IT'S A QUATTRO
Last summer, I spent twelve weekends sleeping outside. So when my friend Bryan
asked if I’d break my own record this year and go camping one last time, I agreed. Why not? We knew it would be cold. We knew it might be uncomfortable. But we never would’ve guessed it would be the most intense weekend of them all.
It began in true adventure fashion. Pick a spot on Google Maps, tie in a new mountain bike trail, and figure out how to link the two. The answer was Coffee Cup Road through White River National Forest, with an estimated drive time of two hours for only 27 miles. I left my F150 at home in favor of Bryan’s zoom-y Audi, knowing full well it might be a huge mistake on a high mountain road in the mid-October weather.
MOUNTAINS BEYOND MOUNTAINS
Like any good road in Colorado, the views from Coffee Cup did not disappoint. We listened to Bruce Hornsby while dodging potholes and puddles and eventually made it all the way to our destination—Heart Lake. We were greeted with bald eagles coasting on arctic winds that nearly blew us back to Boulder. Weighing our options, we decided to stay. Despite the wind, the sun was still shining and we felt like we were on top of the world.
ONWARDS TO CAMP
In an attempt to find shelter from the gale-force gusts, and with a bit of an appetite for adventure, we decided to cross a 15-foot fjord to arrive at what we later dubbed Necker Island (obviously due to its tropical nature). We parked the Audi a quarter mile or so away, and loaded up. Since this was intended to be a car camping trip, it took a few walks through the frigid water to get it all across (all of which Bryan braved). We then kicked back and enjoyed the night on our private island, hammock, pumpkin beers, and campfire included.
THEN WE WOKE UP
…and things had changed. The winds from the evening before had blown in an early season storm, a full half-day ahead of the weather forecast. Trying not to panic and instead enjoy the situation, we made coffee. By the time we decided to bolt back to the car, three more inches had stuck to the beach. The wind was not abating. Photos were hard to take thanks to numb fingers. We later found out it was only 23˚ (not factoring in the incessant wind).

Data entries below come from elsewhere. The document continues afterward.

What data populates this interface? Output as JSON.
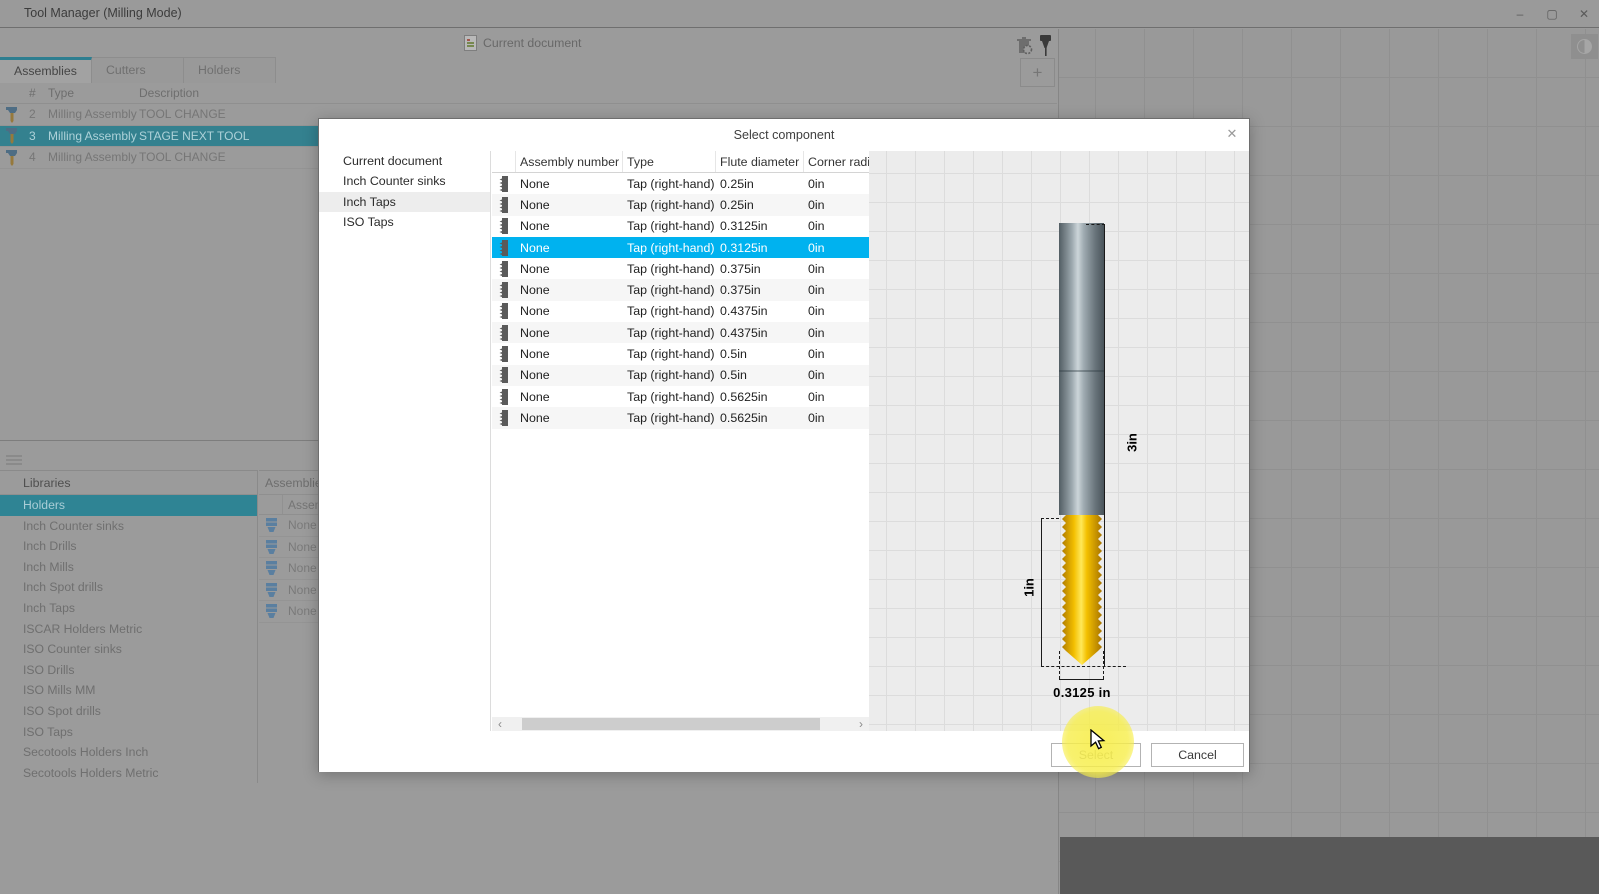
{
  "window": {
    "title": "Tool Manager (Milling Mode)",
    "controls": {
      "minimize": "–",
      "maximize": "▢",
      "close": "✕"
    }
  },
  "topbar": {
    "document_tab": "Current document",
    "add_button": "+"
  },
  "tabs": [
    {
      "label": "Assemblies",
      "selected": true
    },
    {
      "label": "Cutters"
    },
    {
      "label": "Holders"
    }
  ],
  "assembly_table": {
    "columns": {
      "num": "#",
      "type": "Type",
      "desc": "Description"
    },
    "rows": [
      {
        "num": "2",
        "type": "Milling Assembly",
        "desc": "TOOL CHANGE"
      },
      {
        "num": "3",
        "type": "Milling Assembly",
        "desc": "STAGE NEXT TOOL",
        "selected": true
      },
      {
        "num": "4",
        "type": "Milling Assembly",
        "desc": "TOOL CHANGE"
      }
    ]
  },
  "libraries": {
    "header": "Libraries",
    "items": [
      {
        "label": "Holders",
        "selected": true
      },
      {
        "label": "Inch Counter sinks"
      },
      {
        "label": "Inch Drills"
      },
      {
        "label": "Inch Mills"
      },
      {
        "label": "Inch Spot drills"
      },
      {
        "label": "Inch Taps"
      },
      {
        "label": "ISCAR Holders Metric"
      },
      {
        "label": "ISO Counter sinks"
      },
      {
        "label": "ISO Drills"
      },
      {
        "label": "ISO Mills MM"
      },
      {
        "label": "ISO Spot drills"
      },
      {
        "label": "ISO Taps"
      },
      {
        "label": "Secotools Holders Inch"
      },
      {
        "label": "Secotools Holders Metric"
      }
    ]
  },
  "assemblies_panel": {
    "header": "Assemblies",
    "column_header": "Assem",
    "rows": [
      {
        "name": "None"
      },
      {
        "name": "None"
      },
      {
        "name": "None"
      },
      {
        "name": "None"
      },
      {
        "name": "None"
      }
    ]
  },
  "dialog": {
    "title": "Select component",
    "close_glyph": "✕",
    "categories": [
      {
        "label": "Current document"
      },
      {
        "label": "Inch Counter sinks"
      },
      {
        "label": "Inch Taps",
        "selected": true
      },
      {
        "label": "ISO Taps"
      }
    ],
    "table": {
      "columns": {
        "assembly": "Assembly number",
        "type": "Type",
        "flute": "Flute diameter",
        "corner": "Corner radi"
      },
      "rows": [
        {
          "assembly": "None",
          "type": "Tap (right-hand)",
          "flute": "0.25in",
          "corner": "0in"
        },
        {
          "assembly": "None",
          "type": "Tap (right-hand)",
          "flute": "0.25in",
          "corner": "0in"
        },
        {
          "assembly": "None",
          "type": "Tap (right-hand)",
          "flute": "0.3125in",
          "corner": "0in"
        },
        {
          "assembly": "None",
          "type": "Tap (right-hand)",
          "flute": "0.3125in",
          "corner": "0in",
          "selected": true
        },
        {
          "assembly": "None",
          "type": "Tap (right-hand)",
          "flute": "0.375in",
          "corner": "0in"
        },
        {
          "assembly": "None",
          "type": "Tap (right-hand)",
          "flute": "0.375in",
          "corner": "0in"
        },
        {
          "assembly": "None",
          "type": "Tap (right-hand)",
          "flute": "0.4375in",
          "corner": "0in"
        },
        {
          "assembly": "None",
          "type": "Tap (right-hand)",
          "flute": "0.4375in",
          "corner": "0in"
        },
        {
          "assembly": "None",
          "type": "Tap (right-hand)",
          "flute": "0.5in",
          "corner": "0in"
        },
        {
          "assembly": "None",
          "type": "Tap (right-hand)",
          "flute": "0.5in",
          "corner": "0in"
        },
        {
          "assembly": "None",
          "type": "Tap (right-hand)",
          "flute": "0.5625in",
          "corner": "0in"
        },
        {
          "assembly": "None",
          "type": "Tap (right-hand)",
          "flute": "0.5625in",
          "corner": "0in"
        }
      ]
    },
    "scrollbar": {
      "left": "‹",
      "right": "›"
    },
    "preview": {
      "dim_overall": "3in",
      "dim_flute": "1in",
      "dim_diameter": "0.3125 in"
    },
    "buttons": {
      "select": "Select",
      "cancel": "Cancel"
    }
  },
  "colors": {
    "selection_cyan": "#00b2ef",
    "selection_teal": "#34818f",
    "highlight_yellow": "#f7ee4a"
  }
}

Errantly wondering what normal people do on the weekends, we stuffed all possible items into our bulging packs for the trek back to the mainland. If you recall, we still had one insurmountable obstacle ahead—a frigid water crossing that mandated we take off our wool socks, step in snow, walk through icy water, and step in snow again before getting our boots back on. It had also begun to cross my mind that getting back down the 27 miles of rough road might pose an issue for our low-clearance V8. Bryan cheerily reminded me in his South African accent, It’s a Quattro!
CRANK THE SEAT HEATERS
We made it. But not without frozen fingers and toes and some seriously tense emotions on my part. Luckily, I’d left some donuts in the car and as soon as we got the seat heaters turned up, all was well. It took three hours to make it back to pavement, due in part to a slow-moving flock of 400 sheep and the slipperiest, muddiest switchbacks you’ve ever seen. We stopped on the way to check out Deep Creek, a hike-able 1,200 foot deep canyon that, needless to say, we would not be hiking. Fish tacos and the rest of the Broncos game was calling our names, and for me, the warmth of the oncoming winter season spent indoors. At least when it’s snowing.